Spatial Mapping_Full Story — Scott White Portfolio

What is Spatial Mapping?

Spatial mapping is a general term in Augmented Reality (AR) that refers to how devices understand the physical world. The Magic Leap 2 device scans the environment using world cameras, depth cameras, and IMU sensors to understand the structure of the physical world (called a Sparse map), where the device is located within this digital structure (called Localization), and which direction is down (IMU gravity). Maps are sets of recorded location data so that the AR device knows where it is, and the more location data there is, the better chance localization can be accomplished.

Spatial mapping is essential for digital content placement, persistence, “pixel stick” (the ability of digital pixels to remain in a particular location regardless of where or how the user moves), and input.

Knowing what to communicate and how to communicate this complicated data to both developers and end users was my biggest challenge. Just how much do they need to know in order to create a quality spatial map?

Return to Spatial Mapping

Historical Mapping

A foundational system of ML1 (the first iteration of Magic Leap’s augmented reality headset) was constantly mapping environments and sharing those maps across a community cloud service to build large-scale city-sized shared maps. End users didn’t have to know anything about this service; it just worked. Developers had additional tools to evaluate map creation and troubleshoot issues, but those experiences required constant reference to the developer portal instructions.

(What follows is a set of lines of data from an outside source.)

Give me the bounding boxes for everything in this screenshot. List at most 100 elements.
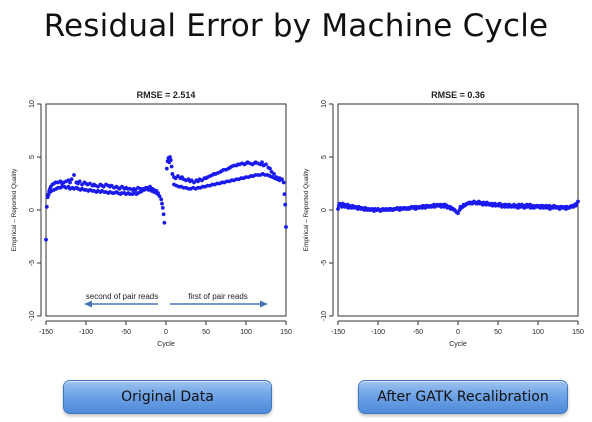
data-point (551, 205, 556, 210)
x-tick-label: 100 (240, 329, 252, 336)
chart-original: RMSE = 2.514-150 -100 -50 0 50 100 150Cycle-10… (11, 90, 292, 348)
data-point (264, 162, 268, 167)
data-point (496, 203, 501, 208)
data-point (164, 166, 169, 171)
data-point (484, 202, 488, 207)
x-tick-label: 150 (280, 329, 292, 336)
data-point (68, 180, 72, 185)
data-point (404, 207, 408, 211)
y-tick-label: 0 (29, 208, 36, 212)
data-point (365, 208, 370, 212)
data-point (397, 208, 402, 212)
data-point (44, 204, 49, 209)
plot-frame (45, 103, 287, 317)
data-point (493, 203, 498, 208)
x-tick-label: 0 (164, 329, 168, 336)
data-point (375, 208, 380, 212)
data-point (564, 207, 568, 211)
y-tick-label: -5 (321, 260, 328, 266)
y-tick-label: -5 (29, 260, 36, 266)
data-point (567, 205, 572, 210)
data-point (352, 205, 357, 210)
data-point (282, 192, 287, 196)
data-point (464, 201, 469, 206)
data-point (509, 204, 514, 209)
x-tick-label: -100 (79, 329, 93, 336)
data-point (439, 204, 444, 209)
x-tick-label: -100 (371, 329, 385, 336)
data-point (272, 172, 276, 176)
data-point (378, 209, 383, 213)
data-point (410, 205, 415, 210)
data-point (429, 204, 434, 209)
data-point (544, 205, 549, 210)
data-point (506, 204, 511, 209)
data-point (168, 158, 173, 163)
x-tick-label: 50 (202, 329, 210, 336)
data-point (512, 204, 517, 209)
data-point (426, 204, 431, 209)
data-point (69, 177, 74, 182)
data-point (277, 178, 282, 183)
data-point (381, 208, 386, 212)
data-point (336, 203, 341, 208)
data-point (532, 205, 536, 210)
data-point (391, 208, 396, 212)
data-point (535, 204, 540, 209)
data-point (471, 200, 476, 205)
data-point (576, 199, 580, 204)
y-tick-label: -10 (321, 311, 328, 321)
data-point (538, 205, 543, 210)
data-point (394, 207, 399, 211)
x-tick-label: 150 (572, 329, 584, 336)
chart-recalibrated: RMSE = 0.36-150 -100 -50 0 50 100 150Cycle-10-… (303, 90, 584, 348)
y-axis-label: Empirical – Reported Quality (11, 168, 18, 251)
data-point (436, 203, 440, 208)
data-point (522, 205, 527, 210)
data-point (474, 201, 479, 206)
data-point (281, 180, 286, 185)
data-point (72, 173, 76, 177)
data-point (284, 225, 288, 229)
data-point (573, 203, 578, 208)
data-point (368, 208, 373, 212)
annotation-label: second of pair reads (86, 292, 159, 301)
data-point (349, 205, 354, 210)
original-data-button[interactable]: Original Data (63, 380, 272, 414)
x-tick-label: -150 (331, 329, 345, 336)
data-point (557, 207, 562, 211)
data-point (416, 205, 421, 210)
x-tick-label: -50 (413, 329, 423, 336)
data-point (516, 205, 520, 210)
data-point (458, 204, 463, 209)
data-point (413, 207, 418, 211)
annotation-label: first of pair reads (188, 292, 248, 301)
data-point (170, 172, 175, 176)
y-tick-label: 5 (321, 155, 328, 159)
data-point (160, 205, 165, 210)
data-point (461, 202, 466, 207)
data-point (456, 211, 460, 216)
data-point (442, 204, 447, 209)
x-tick-label: 0 (456, 329, 460, 336)
data-point (407, 207, 412, 211)
data-point (554, 205, 559, 210)
data-point (452, 208, 456, 212)
slide-title: Residual Error by Machine Cycle (43, 8, 549, 44)
data-point (372, 209, 376, 213)
y-tick-label: 0 (321, 208, 328, 212)
data-point (525, 204, 530, 209)
gatk-recalibration-button[interactable]: After GATK Recalibration (358, 380, 568, 414)
data-point (400, 207, 405, 211)
data-point (503, 204, 508, 209)
data-point (487, 202, 492, 207)
data-point (340, 204, 344, 209)
data-point (169, 164, 174, 169)
data-point (162, 220, 167, 225)
data-point (423, 205, 428, 210)
data-point (445, 205, 450, 210)
data-point (541, 205, 546, 210)
data-point (343, 204, 348, 209)
data-point (157, 194, 162, 199)
y-tick-label: 5 (29, 155, 36, 159)
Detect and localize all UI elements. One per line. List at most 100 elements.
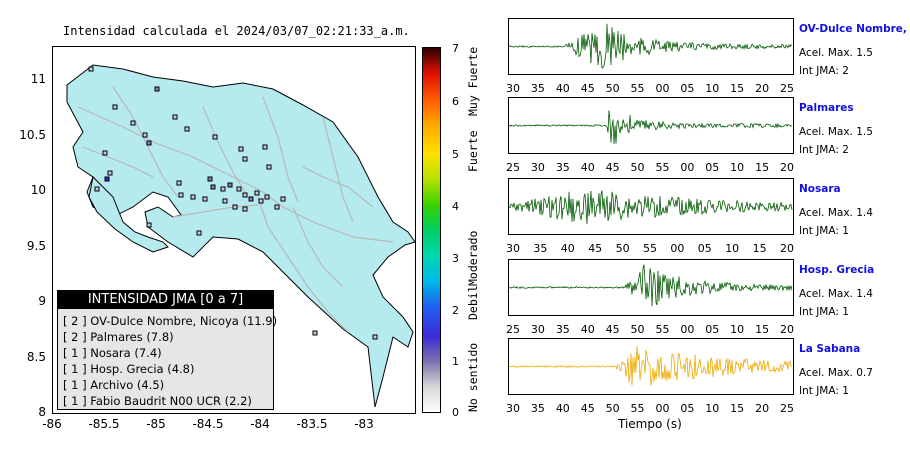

Continuous mapping and the shared map cloud were dropped from ML2 due to the costs of monetary and CPU resources, and enterprise companies didn’t want to share potentially proprietary data. So mapping was split into two parts: ad-hoc mapping (called session maps), where the device is constantly scanning and a map is saved to cache and then flushed once the session ends, and user-directed mapping, where maps are saved to either the device or sent to an enterprise’s AR Cloud instance to be processed. Devices could then localize into these saved maps if the surrounding physical world is “recognized”.

First iteration of ML2 Mapping

The technical aspects of spatial mapping - research, prototyping, architecture and implementation - were split between four teams within Magic Leap. These teams each had their own project management and leadership, were located in their different hubs across the globe, and they rarely talked. There was no unifying end-to-end flow of what occurs on the device and in the cloud, and their interaction with design was nil.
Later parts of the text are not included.